Donlin, who retired from the NDUS in January and has been identified as a witness in Feldner's case, has previously said her role in any coming investigation would prevent her from commenting on the claims of her former colleague. However, after Feldner's charge was picked up by the EEOC earlier this week, Donlin said she believed an included description of conditions in the NDUS office was "an accurate account of the chain of events." "I applaud Lisa Feldner for being the first to step forward to shine a light on this troubling situation," Donlin said Thursday.
Through the past year alone, NDUS institutions as a whole lost the equivalent of almost 481 full-time workers as deep budget cuts impacted all facets of the state government. The NDUS central office currently has 24 employees. While layoffs swept other parts of the system, the handful of office staff who left in the period identified by human resources did so through early retirements or resignations.
Duben resigned from the NDUS in October 2016 and is not listed as a witness to Feldner's charge. She said she'd worked for the NDUS for 15 years before learning of an employment opportunity elsewhere that she "couldn't pass up."
Duben preferred to keep a neutral stance toward the allegations against Hagerott.
"They're both friends of mine and it's unfortunate that it went like this," she said. "I support Lisa's move to do this, but I support Dr. Hagerott all the same."
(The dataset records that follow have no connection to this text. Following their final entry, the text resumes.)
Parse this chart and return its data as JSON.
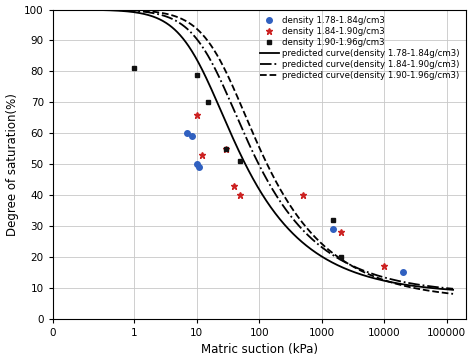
{
  "xlabel": "Matric suction (kPa)",
  "ylabel": "Degree of saturation(%)",
  "ylim": [
    0,
    100
  ],
  "yticks": [
    0,
    10,
    20,
    30,
    40,
    50,
    60,
    70,
    80,
    90,
    100
  ],
  "xtick_positions": [
    0.05,
    1,
    10,
    100,
    1000,
    10000,
    100000
  ],
  "xtick_labels": [
    "0",
    "1",
    "10",
    "100",
    "1000",
    "10000",
    "100000"
  ],
  "scatter_blue": {
    "x": [
      7,
      8.5,
      10,
      11,
      1500,
      20000
    ],
    "y": [
      60,
      59,
      50,
      49,
      29,
      15
    ],
    "color": "#3060c0",
    "marker": "o",
    "markersize": 4,
    "label": "density 1.78-1.84g/cm3"
  },
  "scatter_red": {
    "x": [
      10,
      12,
      30,
      40,
      50,
      500,
      2000,
      10000
    ],
    "y": [
      66,
      53,
      55,
      43,
      40,
      40,
      28,
      17
    ],
    "color": "#cc2222",
    "marker": "*",
    "markersize": 5,
    "label": "density 1.84-1.90g/cm3"
  },
  "scatter_black": {
    "x": [
      1,
      10,
      15,
      30,
      50,
      1500,
      2000
    ],
    "y": [
      81,
      79,
      70,
      55,
      51,
      32,
      20
    ],
    "color": "#111111",
    "marker": "s",
    "markersize": 3.5,
    "label": "density 1.90-1.96g/cm3"
  },
  "vg_curve1": {
    "alpha": 0.09,
    "n": 1.45,
    "m": 0.31,
    "Sr": 0.08,
    "color": "#000000",
    "linestyle": "-",
    "linewidth": 1.3,
    "label": "predicted curve(density 1.78-1.84g/cm3)"
  },
  "vg_curve2": {
    "alpha": 0.055,
    "n": 1.45,
    "m": 0.31,
    "Sr": 0.08,
    "color": "#000000",
    "linestyle": "-.",
    "linewidth": 1.3,
    "label": "predicted curve(density 1.84-1.90g/cm3)"
  },
  "vg_curve3": {
    "alpha": 0.038,
    "n": 1.45,
    "m": 0.31,
    "Sr": 0.06,
    "color": "#000000",
    "linestyle": "--",
    "linewidth": 1.3,
    "label": "predicted curve(density 1.90-1.96g/cm3)"
  },
  "background_color": "#ffffff",
  "grid_color": "#c8c8c8"
}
Duben said her work with Hagerott was seldom one-on-one and that Feldner likely would have worked more closely in direct contact with him. All the same, Duben described her opinion of the two as both "very brilliant" people.
In the months before she left the office, Duben was present to handle a summer 2016 open records request that allegedly caused Hagerott to become overly agitated in the office. That event prompted an office climate study that produced an unflattering view of Hagerott as a militaristic leader who treated men better than women.
Duben didn't speak to the study, but chalked up Hagerott's response to the records request as part of navigating a "learning curve" in office.
"Every chancellor has their own style," Duben said. "Sometimes with their style, heads butt. ... I hold Lisa in very high regard, and Mark too, for that matter. They're wonderful people to work with and it's unfortunate that there had to be a fallout like that."